As a bartender in Washington, D.C., you learn to keep your mouth shut. What you hear across the bar is sometimes the stuff of political secrets and intrigue, and the person sitting across from you may be the thin line between our continued existence as a nation and the collapse of civilization.
Think I’m exaggerating? Ask the official who showed up for a briefing with the Secretary of State the next morning, disheveled after a night of drinking at my bar, The Columbia Room. While he revealed no secrets that night (except his love of dry Martinis), it was how bad days in Washington begin.
It happens. And it happens—or rather, happened—most often at Off the Record, a political hangout in the basement of the Hay Adams Hotel, kitty-corner to the most important address in the city: 1600 Pennsylvania Avenue.

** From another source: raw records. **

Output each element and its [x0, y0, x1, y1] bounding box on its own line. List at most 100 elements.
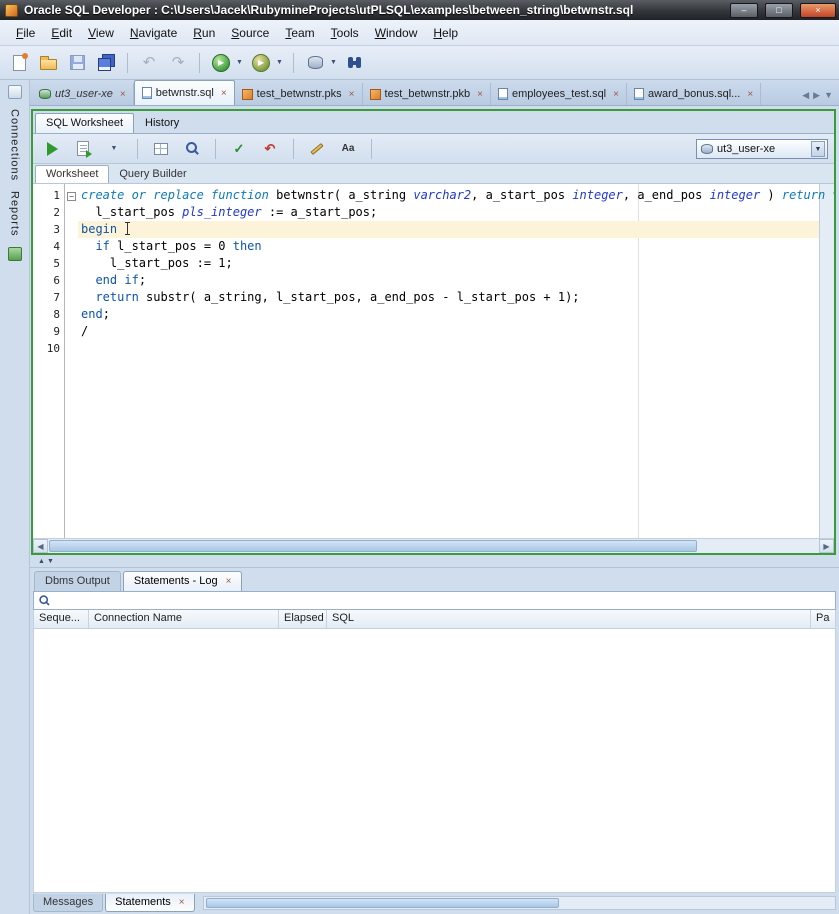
clear-button[interactable]: [304, 136, 330, 162]
tab-betwnstr-sql[interactable]: betwnstr.sql×: [134, 80, 235, 105]
code-line[interactable]: create or replace function betwnstr( a_s…: [78, 187, 819, 204]
connection-dropdown-icon[interactable]: ▼: [811, 141, 825, 157]
menu-file[interactable]: File: [8, 22, 43, 44]
minimize-button[interactable]: –: [730, 3, 758, 18]
scrollbar-track[interactable]: [48, 539, 819, 553]
code-line[interactable]: end if;: [78, 272, 819, 289]
menu-team[interactable]: Team: [277, 22, 322, 44]
redo-button: ↷: [165, 50, 191, 76]
column-header-connection-name[interactable]: Connection Name: [89, 610, 279, 628]
tab-sql-worksheet[interactable]: SQL Worksheet: [35, 113, 134, 133]
run-button[interactable]: ▶: [208, 50, 234, 76]
window-title: Oracle SQL Developer : C:\Users\Jacek\Ru…: [24, 3, 723, 17]
connections-button[interactable]: [302, 50, 328, 76]
tab-employees-test-sql[interactable]: employees_test.sql×: [491, 83, 627, 105]
column-header-sql[interactable]: SQL: [327, 610, 811, 628]
code-line[interactable]: begin: [78, 221, 819, 238]
tab-close-icon[interactable]: ×: [120, 89, 126, 100]
reports-panel-tab[interactable]: Reports: [9, 191, 21, 237]
footer-tab-messages[interactable]: Messages: [33, 894, 103, 912]
code-line[interactable]: l_start_pos pls_integer := a_start_pos;: [78, 204, 819, 221]
toolbar-separator: [127, 53, 128, 73]
footer-scrollbar-thumb[interactable]: [206, 898, 560, 908]
column-header-seque[interactable]: Seque...: [34, 610, 89, 628]
code-area[interactable]: create or replace function betwnstr( a_s…: [78, 184, 819, 538]
menu-help[interactable]: Help: [425, 22, 466, 44]
code-line[interactable]: /: [78, 323, 819, 340]
fold-marker[interactable]: −: [65, 187, 78, 204]
collapse-down-button[interactable]: ▼: [47, 558, 54, 565]
scroll-left-button[interactable]: ◀: [33, 539, 48, 553]
code-line[interactable]: return substr( a_string, l_start_pos, a_…: [78, 289, 819, 306]
tab-close-icon[interactable]: ×: [221, 88, 227, 99]
save-all-button[interactable]: [93, 50, 119, 76]
connection-selector[interactable]: ut3_user-xe ▼: [696, 139, 828, 159]
code-editor[interactable]: 12345678910 − create or replace function…: [33, 184, 834, 538]
maximize-button[interactable]: □: [765, 3, 793, 18]
reports-panel-icon[interactable]: [8, 247, 22, 261]
menu-edit[interactable]: Edit: [43, 22, 80, 44]
tab-scroll-left-icon[interactable]: ◀: [802, 90, 809, 101]
tab-statements-log[interactable]: Statements - Log×: [123, 571, 243, 591]
tab-ut3-user-xe[interactable]: ut3_user-xe×: [32, 83, 134, 105]
close-button[interactable]: ×: [800, 3, 836, 18]
footer-tab-statements[interactable]: Statements×: [105, 894, 194, 912]
code-line[interactable]: if l_start_pos = 0 then: [78, 238, 819, 255]
scroll-right-button[interactable]: ▶: [819, 539, 834, 553]
footer-scrollbar[interactable]: [203, 896, 836, 910]
code-line[interactable]: l_start_pos := 1;: [78, 255, 819, 272]
explain-plan-button[interactable]: [179, 136, 205, 162]
filter-input[interactable]: [55, 593, 831, 608]
menu-view[interactable]: View: [80, 22, 122, 44]
code-fold-icon[interactable]: −: [67, 192, 76, 201]
open-file-button[interactable]: [35, 50, 61, 76]
tab-close-icon[interactable]: ×: [349, 89, 355, 100]
subtab-query-builder[interactable]: Query Builder: [109, 166, 196, 183]
column-header-elapsed[interactable]: Elapsed: [279, 610, 327, 628]
autotrace-button[interactable]: [148, 136, 174, 162]
rollback-button[interactable]: ↶: [257, 136, 283, 162]
code-line[interactable]: [78, 340, 819, 357]
debug-button[interactable]: ▶: [248, 50, 274, 76]
tab-test-betwnstr-pkb[interactable]: test_betwnstr.pkb×: [363, 83, 491, 105]
tab-history[interactable]: History: [135, 114, 189, 133]
tab-close-icon[interactable]: ×: [613, 89, 619, 100]
menu-tools[interactable]: Tools: [323, 22, 367, 44]
panel-splitter[interactable]: ▲ ▼: [30, 555, 839, 567]
run-script-button[interactable]: [70, 136, 96, 162]
case-toggle-button[interactable]: Aa: [335, 136, 361, 162]
line-number: 2: [33, 204, 60, 221]
scrollbar-thumb[interactable]: [49, 540, 697, 552]
menu-window[interactable]: Window: [367, 22, 426, 44]
dock-panel-icon[interactable]: [8, 85, 22, 99]
collapse-up-button[interactable]: ▲: [38, 558, 45, 565]
column-header-pa[interactable]: Pa: [811, 610, 835, 628]
connections-dropdown-icon[interactable]: ▼: [328, 59, 339, 66]
run-statement-button[interactable]: [39, 136, 65, 162]
commit-button[interactable]: ✓: [226, 136, 252, 162]
tab-close-icon[interactable]: ×: [747, 89, 753, 100]
code-line[interactable]: end;: [78, 306, 819, 323]
tab-scroll-right-icon[interactable]: ▶: [813, 90, 820, 101]
connections-panel-tab[interactable]: Connections: [9, 109, 21, 181]
editor-vertical-scrollbar[interactable]: [819, 184, 834, 538]
menu-navigate[interactable]: Navigate: [122, 22, 185, 44]
tab-test-betwnstr-pks[interactable]: test_betwnstr.pks×: [235, 83, 363, 105]
editor-horizontal-scrollbar[interactable]: ◀ ▶: [33, 538, 834, 553]
tab-award-bonus-sql[interactable]: award_bonus.sql...×: [627, 83, 761, 105]
find-db-objects-button[interactable]: [342, 50, 368, 76]
tab-list-dropdown-icon[interactable]: ▼: [824, 90, 833, 101]
statements-table-body[interactable]: [33, 629, 836, 893]
debug-dropdown-icon[interactable]: ▼: [274, 59, 285, 66]
menu-source[interactable]: Source: [223, 22, 277, 44]
menu-run[interactable]: Run: [185, 22, 223, 44]
tab-dbms-output[interactable]: Dbms Output: [34, 571, 121, 591]
tab-close-icon[interactable]: ×: [179, 897, 185, 908]
new-file-button[interactable]: [6, 50, 32, 76]
run-options-dropdown-button[interactable]: ▼: [101, 136, 127, 162]
tab-close-icon[interactable]: ×: [477, 89, 483, 100]
tab-close-icon[interactable]: ×: [226, 576, 232, 587]
run-dropdown-icon[interactable]: ▼: [234, 59, 245, 66]
statements-filter[interactable]: [33, 591, 836, 610]
subtab-worksheet[interactable]: Worksheet: [35, 165, 109, 183]
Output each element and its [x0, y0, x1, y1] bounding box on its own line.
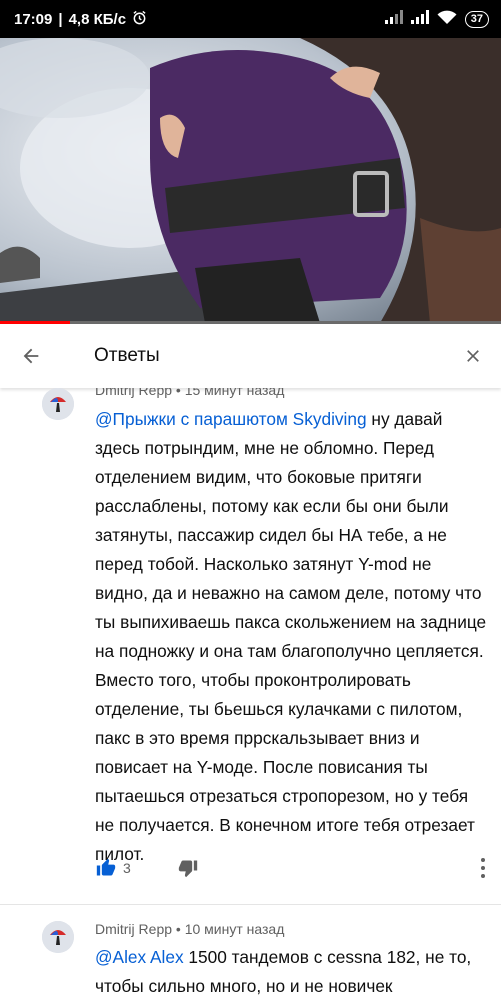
arrow-back-icon — [23, 348, 39, 364]
signal-icon — [410, 10, 429, 28]
comment-time: 15 минут назад — [184, 388, 285, 398]
meta-separator: • — [175, 921, 185, 937]
back-button[interactable] — [0, 324, 62, 388]
comment-author[interactable]: Dmitrij Repp — [95, 921, 172, 937]
replies-header: Ответы — [0, 324, 501, 388]
video-player[interactable] — [0, 38, 501, 323]
alarm-icon — [132, 10, 147, 29]
more-dot — [481, 858, 485, 862]
video-frame — [0, 38, 501, 323]
mention-link[interactable]: @Прыжки с парашютом Skydiving — [95, 409, 367, 429]
page-title: Ответы — [94, 345, 160, 366]
network-speed: 4,8 КБ/с — [68, 10, 127, 28]
like-count: 3 — [123, 860, 131, 876]
status-bar: 17:09 | 4,8 КБ/с 37 — [0, 0, 501, 38]
like-button[interactable] — [95, 857, 117, 879]
comment-time: 10 минут назад — [184, 921, 285, 937]
avatar[interactable] — [42, 921, 74, 953]
divider — [0, 904, 501, 905]
comment-body: ну давай здесь потрындим, мне не обломно… — [95, 409, 487, 864]
more-dot — [481, 874, 485, 878]
status-separator: | — [58, 10, 63, 28]
thumbs-up-icon — [96, 858, 116, 876]
comment-author[interactable]: Dmitrij Repp — [95, 388, 172, 398]
close-icon — [467, 350, 479, 362]
comment-meta: Dmitrij Repp • 10 минут назад — [95, 921, 284, 937]
thumbs-down-icon — [178, 860, 198, 878]
avatar[interactable] — [42, 388, 74, 420]
signal-icon — [384, 10, 403, 28]
mention-link[interactable]: @Alex Alex — [95, 947, 184, 967]
battery-icon: 37 — [464, 10, 489, 28]
comment-actions: 3 — [95, 853, 199, 883]
more-dot — [481, 866, 485, 870]
wifi-icon — [437, 10, 457, 29]
more-options-button[interactable] — [475, 853, 491, 883]
status-time: 17:09 — [14, 10, 53, 28]
comment-text: @Alex Alex 1500 тандемов с cessna 182, н… — [95, 943, 487, 1000]
comment-meta: Dmitrij Repp • 15 минут назад — [95, 388, 284, 398]
meta-separator: • — [175, 388, 185, 398]
close-button[interactable] — [445, 324, 501, 388]
comment-text: @Прыжки с парашютом Skydiving ну давай з… — [95, 405, 487, 869]
dislike-button[interactable] — [177, 857, 199, 879]
replies-list[interactable]: Dmitrij Repp • 15 минут назад @Прыжки с … — [0, 388, 501, 1000]
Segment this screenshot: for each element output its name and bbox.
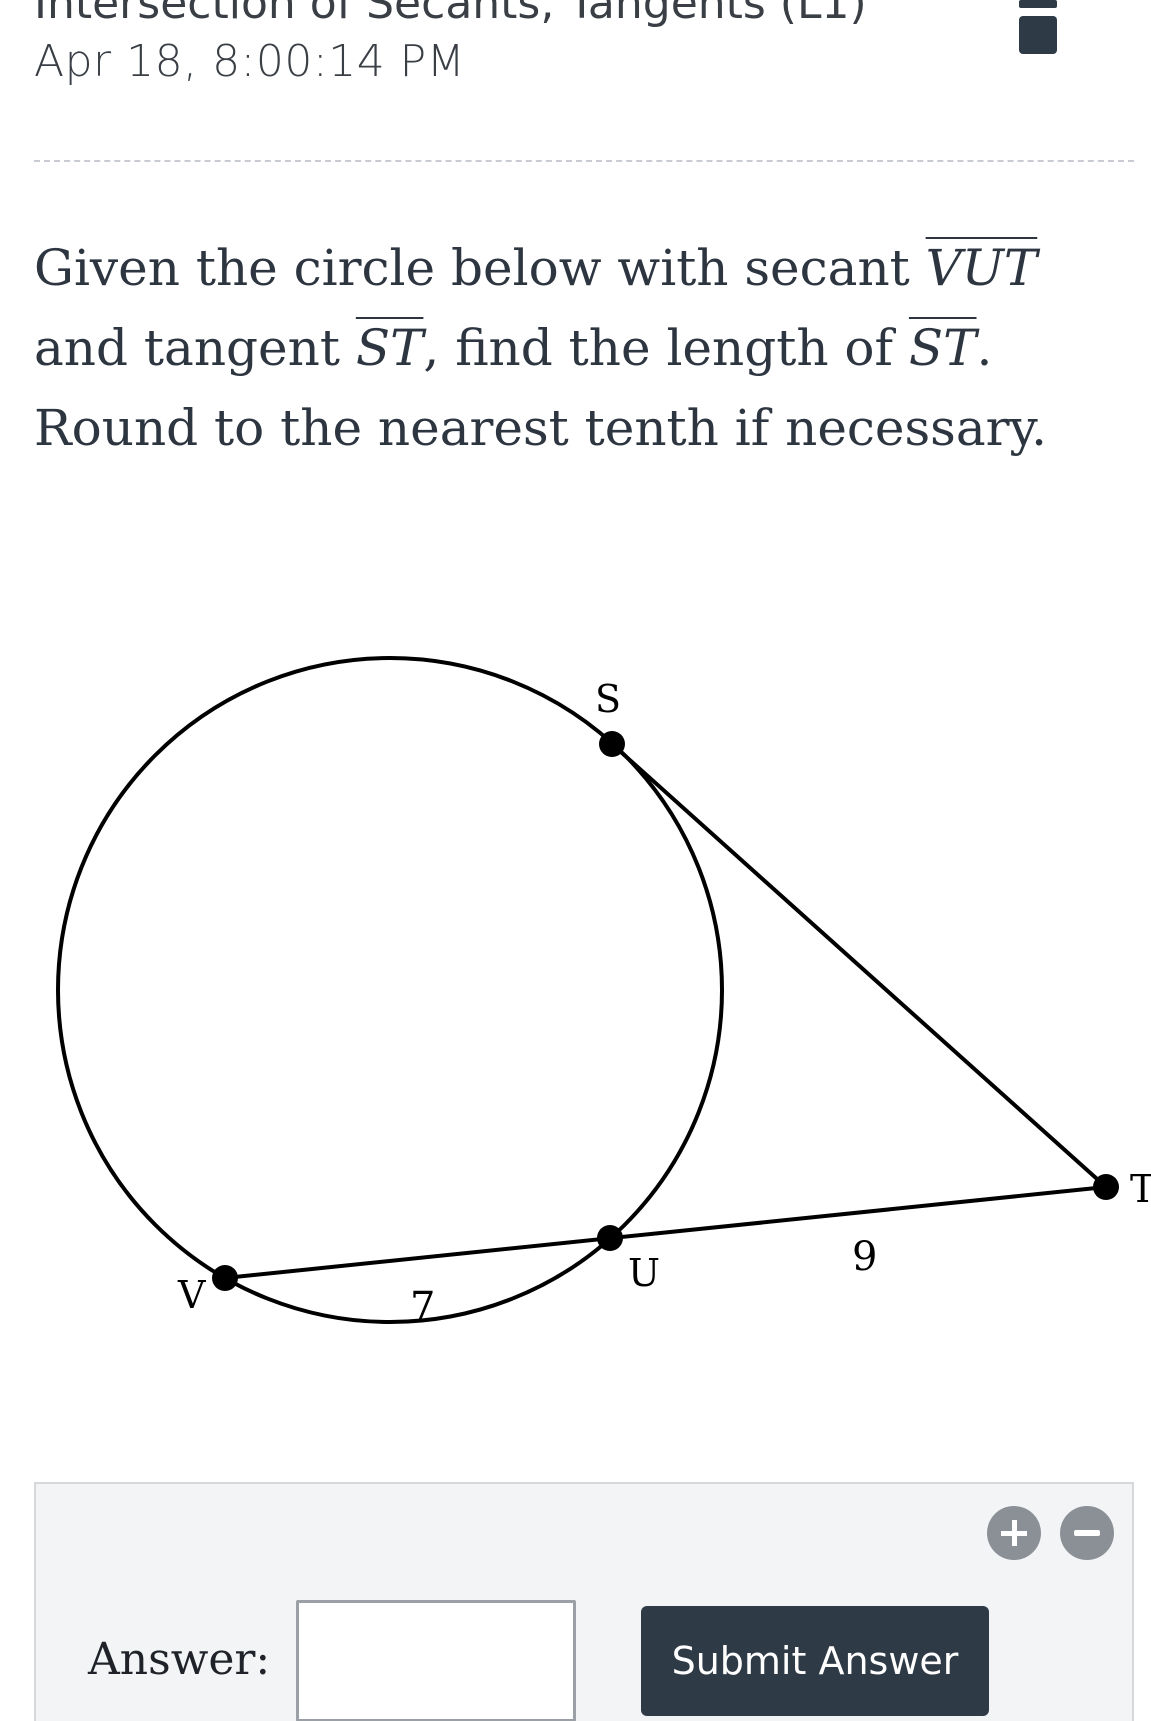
length-vu: 7 [410, 1284, 435, 1330]
question-line2-end: . [976, 319, 993, 377]
question-text: Given the circle below with secant VUT a… [34, 228, 1114, 468]
answer-label: Answer: [88, 1634, 271, 1685]
label-s: S [595, 677, 621, 721]
label-v: V [177, 1273, 206, 1317]
point-s [599, 731, 625, 757]
label-t: T [1130, 1167, 1151, 1211]
point-u [597, 1225, 623, 1251]
length-ut: 9 [852, 1234, 877, 1280]
point-t [1093, 1174, 1119, 1200]
question-line-1: Given the circle below with secant VUT [34, 228, 1114, 308]
label-u: U [628, 1251, 660, 1295]
question-line2-start: and tangent [34, 319, 356, 377]
minus-circle-icon[interactable] [1060, 1506, 1114, 1560]
divider [34, 160, 1134, 162]
plus-circle-icon[interactable] [987, 1506, 1041, 1560]
question-line2-mid: , find the length of [423, 319, 909, 377]
circle-diagram: S T U V 7 9 [56, 656, 1151, 1330]
answer-input[interactable] [296, 1600, 576, 1721]
point-v [212, 1265, 238, 1291]
secant-label: VUT [925, 239, 1038, 297]
question-line1-text: Given the circle below with secant [34, 239, 926, 297]
tangent-segment-st [610, 742, 1108, 1189]
target-label: ST [908, 319, 977, 377]
hamburger-menu-icon[interactable] [1015, 0, 1061, 58]
lesson-title-partial: Intersection of Secants, Tangents (L1) [34, 0, 867, 29]
tangent-label: ST [355, 319, 424, 377]
answer-panel: Answer: Submit Answer [34, 1482, 1134, 1721]
circle [56, 656, 724, 1324]
question-line-2: and tangent ST, find the length of ST. [34, 308, 1114, 388]
secant-segment-vut [224, 1185, 1107, 1280]
submit-answer-button[interactable]: Submit Answer [641, 1606, 989, 1716]
question-line-3: Round to the nearest tenth if necessary. [34, 399, 1048, 457]
timestamp: Apr 18, 8:00:14 PM [34, 36, 466, 87]
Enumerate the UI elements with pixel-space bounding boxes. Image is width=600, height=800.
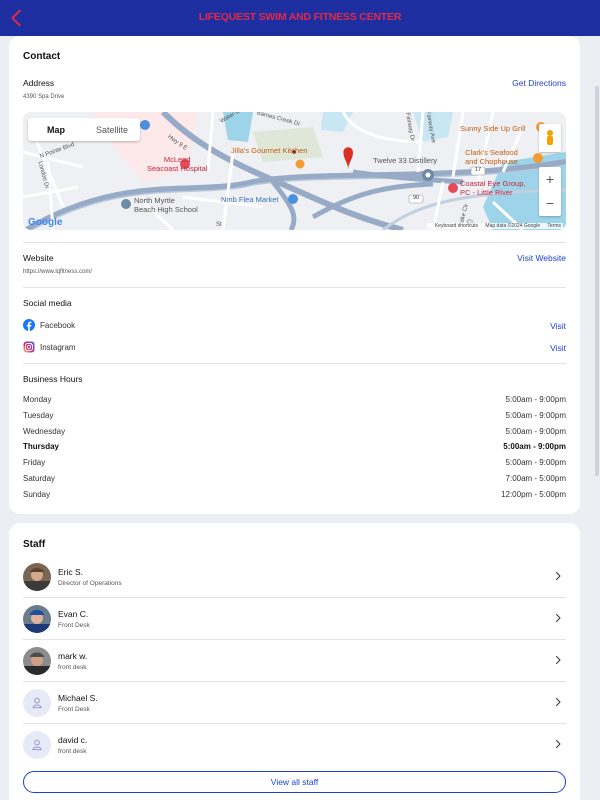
instagram-label: Instagram [40, 343, 76, 352]
avatar-placeholder [23, 731, 51, 759]
hours-day: Tuesday [23, 411, 54, 420]
staff-title: Staff [23, 539, 46, 550]
staff-row[interactable]: david c. front desk [23, 724, 566, 766]
hours-row-friday: Friday 5:00am - 9:00pm [23, 458, 566, 470]
hours-day: Wednesday [23, 427, 66, 436]
staff-row[interactable]: Michael S. Front Desk [23, 682, 566, 724]
staff-name: Evan C. [58, 609, 89, 619]
divider [23, 242, 566, 243]
location-map[interactable]: McLeod Seacoast Hospital Jilla's Gourmet… [23, 112, 566, 230]
map-type-toggle: Map Satellite [28, 118, 140, 141]
staff-row[interactable]: Eric S. Director of Operations [23, 556, 566, 598]
staff-row[interactable]: Evan C. Front Desk [23, 598, 566, 640]
person-icon [32, 739, 42, 751]
instagram-visit-link[interactable]: Visit [550, 343, 566, 353]
page-title: LIFEQUEST SWIM AND FITNESS CENTER [198, 11, 402, 23]
google-logo: Google [28, 217, 63, 228]
staff-row[interactable]: mark w. front desk [23, 640, 566, 682]
zoom-in-button[interactable]: + [539, 167, 561, 191]
divider [23, 363, 566, 364]
chevron-right-icon [556, 656, 561, 664]
hours-time: 5:00am - 9:00pm [505, 427, 566, 436]
hours-day: Saturday [23, 474, 56, 483]
hours-day: Monday [23, 395, 52, 404]
keyboard-shortcuts-link[interactable]: Keyboard shortcuts [435, 223, 478, 229]
contact-card: Contact Address 4390 Spa Drive Get Direc… [9, 36, 580, 514]
instagram-icon [23, 341, 35, 353]
staff-name: mark w. [58, 651, 88, 661]
zoom-out-button[interactable]: − [539, 191, 561, 215]
get-directions-link[interactable]: Get Directions [512, 78, 566, 88]
map-place-twelve33: Twelve 33 Distillery [373, 156, 438, 165]
website-label: Website [23, 253, 54, 263]
divider [23, 287, 566, 288]
hours-time: 5:00am - 9:00pm [505, 411, 566, 420]
hours-row-monday: Monday 5:00am - 9:00pm [23, 395, 566, 407]
map-view-button[interactable]: Map [28, 118, 84, 141]
hours-row-sunday: Sunday 12:00pm - 5:00pm [23, 490, 566, 502]
facebook-icon [23, 319, 35, 331]
hours-day: Sunday [23, 490, 51, 499]
staff-role: front desk [58, 748, 87, 755]
app-header: LIFEQUEST SWIM AND FITNESS CENTER [0, 0, 600, 36]
facebook-label: Facebook [40, 321, 76, 330]
map-attribution: Keyboard shortcuts Map data ©2024 Google… [426, 223, 563, 229]
hours-time: 5:00am - 9:00pm [505, 458, 566, 467]
hours-time: 5:00am - 9:00pm [505, 395, 566, 404]
hours-time: 5:00am - 9:00pm [503, 442, 566, 451]
zoom-controls: + − [539, 167, 561, 216]
map-shield-90: 90 [413, 195, 420, 201]
staff-name: david c. [58, 735, 88, 745]
staff-role: Director of Operations [58, 580, 122, 587]
avatar-placeholder [23, 689, 51, 717]
hours-day: Thursday [23, 442, 60, 451]
map-place-coastal: Coastal Eye Group, PC - Little River [460, 179, 526, 197]
address-label: Address [23, 78, 55, 88]
map-place-mcleod: McLeod Seacoast Hospital [147, 155, 208, 173]
business-hours-label: Business Hours [23, 374, 83, 384]
address-value: 4390 Spa Drive [23, 94, 65, 100]
hours-day: Friday [23, 458, 46, 467]
chevron-right-icon [556, 740, 561, 748]
staff-role: Front Desk [58, 706, 90, 713]
map-terms-link[interactable]: Terms [547, 223, 561, 229]
hours-row-saturday: Saturday 7:00am - 5:00pm [23, 474, 566, 486]
map-data-text: Map data ©2024 Google [485, 223, 540, 229]
street-view-pegman-icon[interactable] [539, 124, 561, 152]
social-media-label: Social media [23, 298, 72, 308]
map-place-sunny: Sunny Side Up Grill [460, 124, 526, 133]
hours-row-tuesday: Tuesday 5:00am - 9:00pm [23, 411, 566, 423]
content-sheet: Contact Address 4390 Spa Drive Get Direc… [0, 36, 600, 800]
map-place-jillas: Jilla's Gourmet Kitchen [231, 146, 308, 155]
staff-role: Front Desk [58, 622, 90, 629]
satellite-view-button[interactable]: Satellite [84, 118, 140, 141]
map-place-clarks: Clark's Seafood and Chophouse [465, 148, 518, 166]
facebook-visit-link[interactable]: Visit [550, 321, 566, 331]
map-place-flea: Nmb Flea Market [221, 195, 279, 204]
hours-row-thursday: Thursday 5:00am - 9:00pm [23, 442, 566, 454]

Off the Record is subterranean; you follow a small staircase across from the hotel’s elevators to find it, but the basement barroom feels luxurious, with red tufted sofas, dark mahogany tables and a gilded fireplace. On my last visit, the man sitting across from me in a tuxedo was not at all out of place. The faces in caricature that adorn the walls—senators, presidents and members of Congress—are and were the bar’s patrons. Veteran bartenders describe presidents and presidential candidates dishing across the stick.
But that doesn’t happen much anymore. The decor is more an anachronism of a Washington, D.C. that is long gone, where bartenders would discuss politics with political officials, who would sit together sharing classic cocktails that were then just called “cocktails.” Journalists would stand nearby, often just as inebriated as the subjects of their intrigue. Washington worked. And Washington drank. That Washington seemed infinitely more agreeable.
It was a time when journalists would gather and drink until 3 a.m. (but still file several thousand words before noon), across from politicians snug in booths with their mistresses, and no one said a thing, especially not bartenders.
Afterward, in the sober light of day, rivals might share a moment and a quip, often leading to some sort of understanding or agreement, or at least a more docile interaction.
Off the Record is a Washington monument in that regard. It reflects an older Washington that believed in politics, not just politicking. And while you can still stop by this basement bar and sip an Old Fashioned and hear political talk, today, it’s more typically from black-suited, brown-shoed lobbyists. But if you use your imagination, you can almost hear the echo of past conversations from the most powerful people in the free world, spoken over gin and whiskey.
As Washington fills with moving trucks for new senators and members of Congress, along with a new president (and an army of staffers and lobbyists), I make this plea to the country that sends these people to my hometown: Please send better drinkers. Email investigations and Twitter rants got all the attention in the recent election, but there’s a more important issue that underlies the effective machinations of governance: Things might just work better for everyone if both sides of the aisle sat together again for drinks.